DOI: https://doi.org/10.18502/acta.v58i11.5147

Keywords: Bayesian method; Complete/Quasi-complete separation; Data augmentation; Penalization methods; Sparse data bias

Abstract

This study aims to illustrate the problem of (Quasi) Complete Separation in the sparse data pattern occurring medical data. We presented the failure of traditional methods and then provided an overview of popular remedial approaches to reduce bias through vivid examples. Penalized maximum likelihood estimation and Bayesian methods are some remedial tools introduced to reduce bias. Data from the Tehran Thyroid and Pregnancy Study, a two-phase cohort study conducted from September 2013 through February 2016, was applied for illustration.

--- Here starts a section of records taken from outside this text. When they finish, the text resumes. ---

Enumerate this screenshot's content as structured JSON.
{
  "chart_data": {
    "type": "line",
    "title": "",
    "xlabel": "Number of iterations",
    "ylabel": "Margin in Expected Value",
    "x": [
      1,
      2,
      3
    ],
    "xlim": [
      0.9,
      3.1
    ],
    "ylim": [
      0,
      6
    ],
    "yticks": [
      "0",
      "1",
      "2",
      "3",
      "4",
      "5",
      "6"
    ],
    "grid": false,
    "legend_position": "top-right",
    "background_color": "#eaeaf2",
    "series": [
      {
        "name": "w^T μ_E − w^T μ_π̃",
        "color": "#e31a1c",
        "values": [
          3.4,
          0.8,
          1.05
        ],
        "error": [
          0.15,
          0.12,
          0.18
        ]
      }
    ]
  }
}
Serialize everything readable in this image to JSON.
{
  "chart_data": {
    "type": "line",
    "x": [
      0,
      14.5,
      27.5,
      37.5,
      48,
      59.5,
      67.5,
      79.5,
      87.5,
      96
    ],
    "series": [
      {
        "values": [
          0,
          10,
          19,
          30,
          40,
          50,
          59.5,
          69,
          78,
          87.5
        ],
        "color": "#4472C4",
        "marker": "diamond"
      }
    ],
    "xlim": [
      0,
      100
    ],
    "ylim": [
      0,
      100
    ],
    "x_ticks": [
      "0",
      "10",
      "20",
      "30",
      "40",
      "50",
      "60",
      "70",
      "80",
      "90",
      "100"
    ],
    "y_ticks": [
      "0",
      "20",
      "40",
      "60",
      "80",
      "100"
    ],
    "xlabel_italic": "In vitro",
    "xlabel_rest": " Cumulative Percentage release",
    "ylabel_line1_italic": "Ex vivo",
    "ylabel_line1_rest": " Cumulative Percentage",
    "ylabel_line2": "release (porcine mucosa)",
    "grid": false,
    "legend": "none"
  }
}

The bias reduction of the estimate showed how sufficient these methods are compared to the traditional method. Extremely large measures of association such as the Risk ratios along with an extraordinarily wide range of confidence interval proved the traditional estimation methods futile in case of sparse data while it is still widely applying and reporting. In this review paper, we introduce some advanced methods such as data augmentation to provide unbiased estimations.